Is it true? Is the audience for live performance really aging, dying and disappearing, never to be replaced? And who is that audience, exactly?

As with the statistic about single women and terrorists, it would be nice to be able to say that the aging of the performing arts audience is a false assumption. The numbers, however, say it's not.

But most performing arts professionals say there's a lot of gray area -- no pun intended -- in this conversation. And most can offer compelling reasons why texting an obituary for live performing arts may be highly premature.

Deborah Borda, president of the Los Angeles Philharmonic Assn., has been hearing the alarms for decades. "When I first started in the business, they said, 'The audience is going to be all old people,' " says Borda, who was formerly executive director of the New York Philharmonic and before that held leadership positions with orchestras in San Francisco, Detroit and St.
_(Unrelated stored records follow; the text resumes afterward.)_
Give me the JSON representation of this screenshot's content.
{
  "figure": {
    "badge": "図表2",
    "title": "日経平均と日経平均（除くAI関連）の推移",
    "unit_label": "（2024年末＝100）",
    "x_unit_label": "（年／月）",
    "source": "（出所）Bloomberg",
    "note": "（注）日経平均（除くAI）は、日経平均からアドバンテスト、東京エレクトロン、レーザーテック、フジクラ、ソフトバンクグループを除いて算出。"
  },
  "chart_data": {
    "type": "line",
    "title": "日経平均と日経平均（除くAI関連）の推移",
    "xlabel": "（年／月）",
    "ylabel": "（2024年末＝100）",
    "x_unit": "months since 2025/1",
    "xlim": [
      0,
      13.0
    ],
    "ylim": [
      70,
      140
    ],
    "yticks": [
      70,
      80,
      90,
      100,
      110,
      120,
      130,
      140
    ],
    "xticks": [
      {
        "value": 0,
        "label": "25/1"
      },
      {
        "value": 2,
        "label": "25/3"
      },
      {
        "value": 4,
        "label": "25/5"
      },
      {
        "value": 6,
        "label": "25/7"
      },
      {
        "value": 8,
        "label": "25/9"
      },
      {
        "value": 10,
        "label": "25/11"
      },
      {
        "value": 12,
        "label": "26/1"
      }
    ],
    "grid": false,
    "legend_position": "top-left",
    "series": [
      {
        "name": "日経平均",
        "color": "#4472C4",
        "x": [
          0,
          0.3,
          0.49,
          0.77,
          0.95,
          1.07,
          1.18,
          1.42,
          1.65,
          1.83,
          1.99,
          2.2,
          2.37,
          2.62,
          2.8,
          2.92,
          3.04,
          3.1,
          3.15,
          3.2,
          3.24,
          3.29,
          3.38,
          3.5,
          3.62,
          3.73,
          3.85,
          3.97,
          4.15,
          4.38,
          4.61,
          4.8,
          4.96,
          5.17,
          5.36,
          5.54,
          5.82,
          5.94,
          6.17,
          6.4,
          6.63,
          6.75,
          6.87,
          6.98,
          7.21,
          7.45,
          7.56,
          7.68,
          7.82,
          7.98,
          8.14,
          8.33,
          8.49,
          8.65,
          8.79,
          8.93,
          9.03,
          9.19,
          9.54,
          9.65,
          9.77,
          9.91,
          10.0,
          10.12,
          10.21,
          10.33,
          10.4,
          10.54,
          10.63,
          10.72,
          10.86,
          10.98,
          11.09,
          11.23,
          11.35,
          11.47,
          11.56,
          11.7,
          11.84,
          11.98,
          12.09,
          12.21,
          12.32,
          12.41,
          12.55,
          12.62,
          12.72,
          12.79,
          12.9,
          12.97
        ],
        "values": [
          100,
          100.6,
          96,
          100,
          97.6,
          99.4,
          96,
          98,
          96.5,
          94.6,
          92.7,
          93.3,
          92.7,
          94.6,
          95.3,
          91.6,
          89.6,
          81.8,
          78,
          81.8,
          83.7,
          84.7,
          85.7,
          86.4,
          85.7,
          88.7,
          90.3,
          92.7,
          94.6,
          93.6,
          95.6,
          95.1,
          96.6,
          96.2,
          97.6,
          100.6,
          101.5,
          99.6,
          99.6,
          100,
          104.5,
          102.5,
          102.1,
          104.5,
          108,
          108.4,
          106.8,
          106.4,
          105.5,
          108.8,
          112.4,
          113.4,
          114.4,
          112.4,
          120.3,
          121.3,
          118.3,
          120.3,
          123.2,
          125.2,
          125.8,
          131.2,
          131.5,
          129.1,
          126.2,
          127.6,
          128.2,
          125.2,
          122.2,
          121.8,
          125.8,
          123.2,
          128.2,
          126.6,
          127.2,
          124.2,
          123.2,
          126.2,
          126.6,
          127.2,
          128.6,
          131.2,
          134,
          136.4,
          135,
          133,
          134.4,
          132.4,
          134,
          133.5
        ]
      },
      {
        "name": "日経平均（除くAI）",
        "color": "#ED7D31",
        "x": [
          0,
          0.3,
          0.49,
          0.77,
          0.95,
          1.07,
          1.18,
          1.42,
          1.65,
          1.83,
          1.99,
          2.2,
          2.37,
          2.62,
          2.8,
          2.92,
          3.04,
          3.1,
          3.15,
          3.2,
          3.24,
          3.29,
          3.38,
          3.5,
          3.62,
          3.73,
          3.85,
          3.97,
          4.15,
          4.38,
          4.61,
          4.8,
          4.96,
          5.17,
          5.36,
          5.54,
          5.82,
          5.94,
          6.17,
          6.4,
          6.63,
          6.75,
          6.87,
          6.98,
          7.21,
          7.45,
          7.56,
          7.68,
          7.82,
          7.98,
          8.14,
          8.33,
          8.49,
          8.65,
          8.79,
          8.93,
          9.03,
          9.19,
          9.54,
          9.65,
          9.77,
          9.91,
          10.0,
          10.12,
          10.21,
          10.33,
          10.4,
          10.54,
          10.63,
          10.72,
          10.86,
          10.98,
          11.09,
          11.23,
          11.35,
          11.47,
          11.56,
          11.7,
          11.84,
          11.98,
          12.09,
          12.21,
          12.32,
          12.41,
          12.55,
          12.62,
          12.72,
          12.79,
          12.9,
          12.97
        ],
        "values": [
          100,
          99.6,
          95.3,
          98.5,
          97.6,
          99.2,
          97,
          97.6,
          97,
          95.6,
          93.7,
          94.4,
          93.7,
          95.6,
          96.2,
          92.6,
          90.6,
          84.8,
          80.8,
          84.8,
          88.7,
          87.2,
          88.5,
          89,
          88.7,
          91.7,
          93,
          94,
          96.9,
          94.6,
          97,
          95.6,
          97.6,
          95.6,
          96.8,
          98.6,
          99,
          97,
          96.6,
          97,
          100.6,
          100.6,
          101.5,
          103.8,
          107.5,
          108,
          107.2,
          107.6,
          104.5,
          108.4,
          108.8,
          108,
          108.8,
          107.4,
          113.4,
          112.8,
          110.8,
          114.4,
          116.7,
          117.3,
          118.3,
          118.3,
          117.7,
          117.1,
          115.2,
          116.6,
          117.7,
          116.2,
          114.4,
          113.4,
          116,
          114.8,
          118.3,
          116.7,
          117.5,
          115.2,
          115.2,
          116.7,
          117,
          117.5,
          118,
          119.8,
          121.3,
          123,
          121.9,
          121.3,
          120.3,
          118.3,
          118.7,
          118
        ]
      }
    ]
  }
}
Paul, Minn. "But if you look at the statistics kept by the American Symphony Orchestra League, you'll see that concert attendance is up throughout the United States. And if you look at the Los Angeles Philharmonic at Walt Disney Concert Hall, we're averaging 92% attendance."

Borda has more reason to be thinking about youth than most: The Philharmonic recently hired Venezuelan wunderkind Gustavo Dudamel to take over as music director in 2009, replacing 50-year-old Esa-Pekka Salonen. Dudamel is 12. Oops, sorry, he's 27; must be the progressive lenses.